On May 1, 2026, the FDA published a notice (Docket FDA-2018-N-3240) proposing to exclude the three main GLP-1 substances — semaglutide, tirzepatide, and liraglutide — from the "503B bulks list." It's a technical-sounding decision with a very practical effect on how compounded GLP-1s can be made, and the public comment period is open. If access matters to you, this is a place your voice is explicitly invited.
What the 503B bulks list is
"503B outsourcing facilities" are a category of compounder that makes medications in larger volumes under stricter federal oversight than a typical pharmacy. A 503B facility generally cannot compound a drug from a bulk substance unless that substance is on the FDA's "503B bulks list" — a list of substances for which the FDA has found a genuine clinical need. (A separate pathway existed while the brand-name drugs were in official shortage, but those shortages have since ended.)
So whether semaglutide, tirzepatide, and liraglutide appear on this list shapes whether 503B facilities can keep compounding them from bulk.
What the FDA is proposing, and why
After reviewing the nominations it received, the FDA says it did not find sufficient evidence of a clinical need for outsourcing facilities to compound these three drugs from bulk substances, and is proposing to leave them off the list. Under the law, a "clinical need" determination turns on patient safety and medical necessity — for example, whether patients need something the FDA-approved products can't provide.
Supporters of the proposal point to safety and quality concerns with compounded versions. Critics — including some patient and consumer groups — worry about cost and access, since compounded options have been more affordable or available for some people. This guide isn't taking a side; it's pointing you to a decision that's still open and how to weigh in.
Why it matters for access
If finalized as proposed, this would further narrow the legal routes for 503B-compounded GLP-1s. For patients, the real-world questions are about cost and availability of alternatives — which is exactly the kind of access issue where public comment and patient experience carry weight.
How to comment (before the deadline)
Public comments are part of how the FDA reaches a final decision, and anyone can submit one — patients, caregivers, and clinicians included.
- Read the document: the notice is posted on regulations.gov as Docket FDA-2018-N-3240 (this page links to it).
- Submit a comment through the "Comment" button on the regulations.gov docket page. You can describe your own experience and perspective; personal, specific accounts are often the most useful.
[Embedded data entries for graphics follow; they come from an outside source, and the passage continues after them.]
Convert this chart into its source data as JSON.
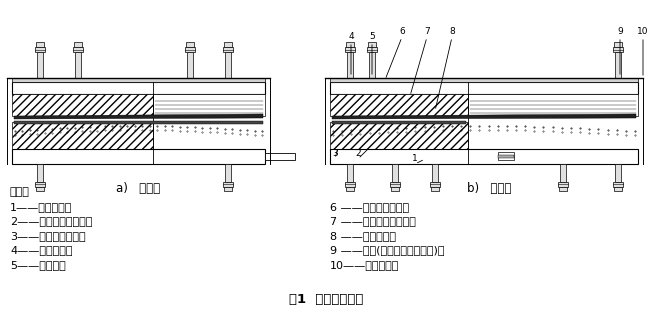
{
  "title": "图1  多向活动支座",
  "subtitle_left": "a)   纵桥向",
  "subtitle_right": "b)   横桥向",
  "note_header": "说明：",
  "legend_left": [
    "1——下支座板；",
    "2——球面非金属滑板；",
    "3——球面不锈钢板；",
    "4——上支座板；",
    "5——密封环；"
  ],
  "legend_right": [
    "6 ——平面不锈钢板；",
    "7 ——平面非金属滑板；",
    "8 ——球冠衬板；",
    "9 ——锚栓(螺栓、套筒和螺杆)；",
    "10——防尘围板。"
  ],
  "bg_color": "#ffffff",
  "text_color": "#000000"
}
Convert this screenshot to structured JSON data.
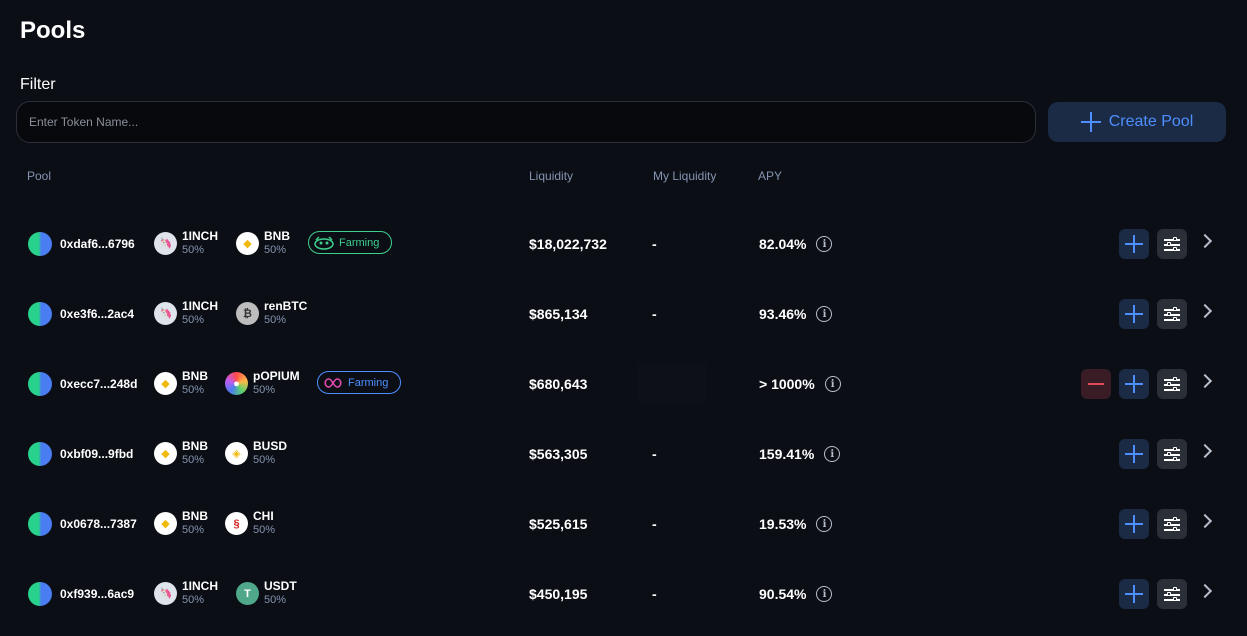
{
  "page": {
    "title": "Pools"
  },
  "filter": {
    "label": "Filter",
    "placeholder": "Enter Token Name..."
  },
  "actions": {
    "create_pool": "Create Pool"
  },
  "columns": {
    "pool": "Pool",
    "liquidity": "Liquidity",
    "my_liquidity": "My Liquidity",
    "apy": "APY"
  },
  "rows": [
    {
      "address": "0xdaf6...6796",
      "tokens": [
        {
          "symbol": "1INCH",
          "weight": "50%",
          "icon": "1inch-icon"
        },
        {
          "symbol": "BNB",
          "weight": "50%",
          "icon": "bnb-icon"
        }
      ],
      "farming": "Farming",
      "farming_style": "green",
      "liquidity": "$18,022,732",
      "my_liquidity": "-",
      "apy": "82.04%"
    },
    {
      "address": "0xe3f6...2ac4",
      "tokens": [
        {
          "symbol": "1INCH",
          "weight": "50%",
          "icon": "1inch-icon"
        },
        {
          "symbol": "renBTC",
          "weight": "50%",
          "icon": "renbtc-icon"
        }
      ],
      "liquidity": "$865,134",
      "my_liquidity": "-",
      "apy": "93.46%"
    },
    {
      "address": "0xecc7...248d",
      "tokens": [
        {
          "symbol": "BNB",
          "weight": "50%",
          "icon": "bnb-icon"
        },
        {
          "symbol": "pOPIUM",
          "weight": "50%",
          "icon": "popium-icon"
        }
      ],
      "farming": "Farming",
      "farming_style": "blue",
      "liquidity": "$680,643",
      "my_liquidity": "",
      "apy": "> 1000%"
    },
    {
      "address": "0xbf09...9fbd",
      "tokens": [
        {
          "symbol": "BNB",
          "weight": "50%",
          "icon": "bnb-icon"
        },
        {
          "symbol": "BUSD",
          "weight": "50%",
          "icon": "busd-icon"
        }
      ],
      "liquidity": "$563,305",
      "my_liquidity": "-",
      "apy": "159.41%"
    },
    {
      "address": "0x0678...7387",
      "tokens": [
        {
          "symbol": "BNB",
          "weight": "50%",
          "icon": "bnb-icon"
        },
        {
          "symbol": "CHI",
          "weight": "50%",
          "icon": "chi-icon"
        }
      ],
      "liquidity": "$525,615",
      "my_liquidity": "-",
      "apy": "19.53%"
    },
    {
      "address": "0xf939...6ac9",
      "tokens": [
        {
          "symbol": "1INCH",
          "weight": "50%",
          "icon": "1inch-icon"
        },
        {
          "symbol": "USDT",
          "weight": "50%",
          "icon": "usdt-icon"
        }
      ],
      "liquidity": "$450,195",
      "my_liquidity": "-",
      "apy": "90.54%"
    }
  ],
  "colors": {
    "background": "#0b0e15",
    "accent": "#4d8fff",
    "farming_green": "#3ccf8e",
    "remove_red": "#e34b5c"
  }
}
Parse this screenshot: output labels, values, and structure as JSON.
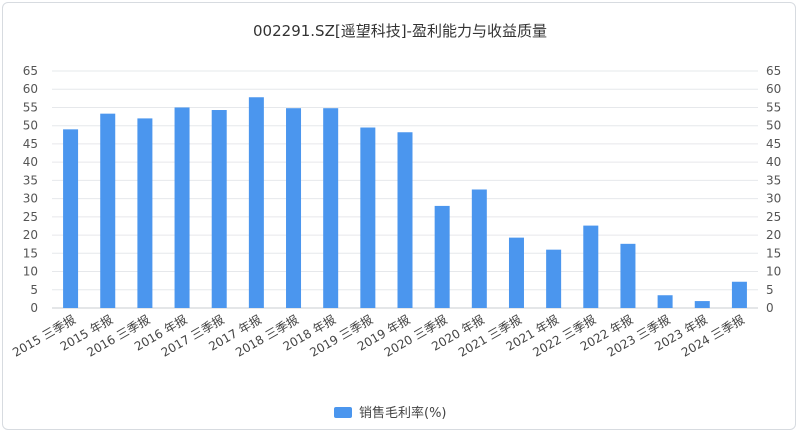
{
  "chart_data": {
    "type": "bar",
    "title": "002291.SZ[遥望科技]-盈利能力与收益质量",
    "categories": [
      "2015 三季报",
      "2015 年报",
      "2016 三季报",
      "2016 年报",
      "2017 三季报",
      "2017 年报",
      "2018 三季报",
      "2018 年报",
      "2019 三季报",
      "2019 年报",
      "2020 三季报",
      "2020 年报",
      "2021 三季报",
      "2021 年报",
      "2022 三季报",
      "2022 年报",
      "2023 三季报",
      "2023 年报",
      "2024 三季报"
    ],
    "series": [
      {
        "name": "销售毛利率(%)",
        "color": "#4b96ee",
        "values": [
          49,
          53.3,
          52,
          55,
          54.3,
          57.8,
          54.8,
          54.8,
          49.5,
          48.2,
          28,
          32.5,
          19.3,
          16,
          22.6,
          17.6,
          3.5,
          1.9,
          7.2
        ]
      }
    ],
    "ylim": [
      0,
      65
    ],
    "yticks": [
      "0",
      "5",
      "10",
      "15",
      "20",
      "25",
      "30",
      "35",
      "40",
      "45",
      "50",
      "55",
      "60",
      "65"
    ],
    "grid": true,
    "legend_position": "bottom-center"
  }
}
- Mind the deadline: the FDA extended the comment period. As reported it runs through July 30, 2026 — but deadlines can shift, so confirm the current closing date on the docket page before you file.
Comments become part of the public record, so don't include anything you wouldn't want publicly posted.
Want to go deeper?
Patient-advocacy organizations like the Obesity Action Coalition track decisions like this and sometimes offer ways to add your voice — a good next stop if you want context or a coordinated channel.
This is general information about a public regulatory process, not legal or medical advice. It summarizes an FDA proposal that may change; rely on the official docket for the authoritative text and current deadlines.